I have no such story.
Mine is simpler: I miss baguettes. I miss the City of Light, where I was born and where my family lives. So I’m moving to Paris.
I’ll never forget my first restaurant review visit. I was still teaching and writing freelance, and I found myself calling my boss from inside the women’s restroom because something utterly outside my purview was going on and I didn’t know how to navigate it. If three-quarters of a meal is comped when the bill comes, because, out of an abundance of kindness, the staff is trying to right a series of small, early-service errors, but nobody knows who you are, what are the three journalistically responsible ways one could handle it? Write it into the review copy, nix the entire visit—no matter that you’re on deadline!—or simply cry? So began the wild, beautiful rollercoaster ride that has been this zany, wonderful, unicorn-snowflake of a job.

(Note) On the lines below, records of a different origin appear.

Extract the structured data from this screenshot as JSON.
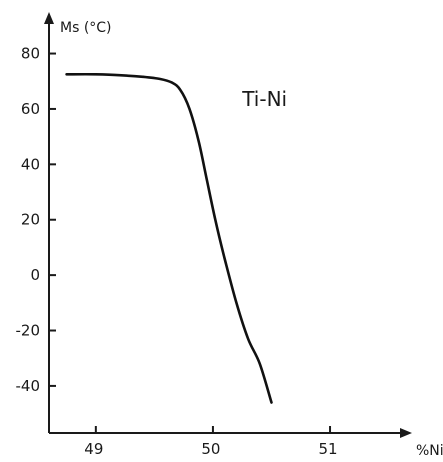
{
  "chart_data": {
    "type": "line",
    "title": "",
    "xlabel": "%Ni",
    "ylabel": "Ms (°C)",
    "xlim": [
      48.6,
      51.7
    ],
    "ylim": [
      -57,
      95
    ],
    "x_ticks": [
      49,
      50,
      51
    ],
    "x_tick_labels": [
      "49",
      "50",
      "51"
    ],
    "y_ticks": [
      80,
      60,
      40,
      20,
      0,
      -20,
      -40
    ],
    "y_tick_labels": [
      "80",
      "60",
      "40",
      "20",
      "0",
      "-20",
      "-40"
    ],
    "grid": false,
    "annotations": [
      {
        "text": "Ti-Ni",
        "x": 50.25,
        "y": 61
      }
    ],
    "series": [
      {
        "x": [
          48.75,
          49.0,
          49.2,
          49.4,
          49.55,
          49.65,
          49.72,
          49.8,
          49.88,
          49.95,
          50.02,
          50.1,
          50.2,
          50.3,
          50.4,
          50.5
        ],
        "y": [
          72.5,
          72.5,
          72.2,
          71.6,
          70.8,
          69.5,
          67.0,
          60.0,
          48.0,
          34.0,
          20.0,
          6.0,
          -10.0,
          -23.0,
          -32.0,
          -46.0
        ]
      }
    ]
  }
}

I’m deeply grateful for the role—one that someone else will fill, leaving her or his own stamp.
I’ll have one more review, which I filed for the February issue. And a few bits in a wonderful upcoming package. So you won’t be done with me until March. And the city will keep evolving.
This will not be the end of my love affair with heirloom corn tacos or yellow curry brisket. I’ve already investigated every opportunity to ship dried chiles and smoky rubs, and I’ve packed my tortilla press. I’m plotting how to rejigger a báhn mì à la Sandwich Hag or Ngon by pickling my own veggies and smearing pâté on baguette.
I have loved this job that I never imagined doing. I will miss it.
I’m on to other writing endeavors—and to my family in Paris, which I hadn’t seen in two and a half years due to the pandemic. I’ll be writing (and cooking!) from there.
Unless I miss the tacos too keenly. In which case I’ll beg for my editor Kathy Wise’s permission to live in her guest house and translate French novels. And I’ll bring you a croissant.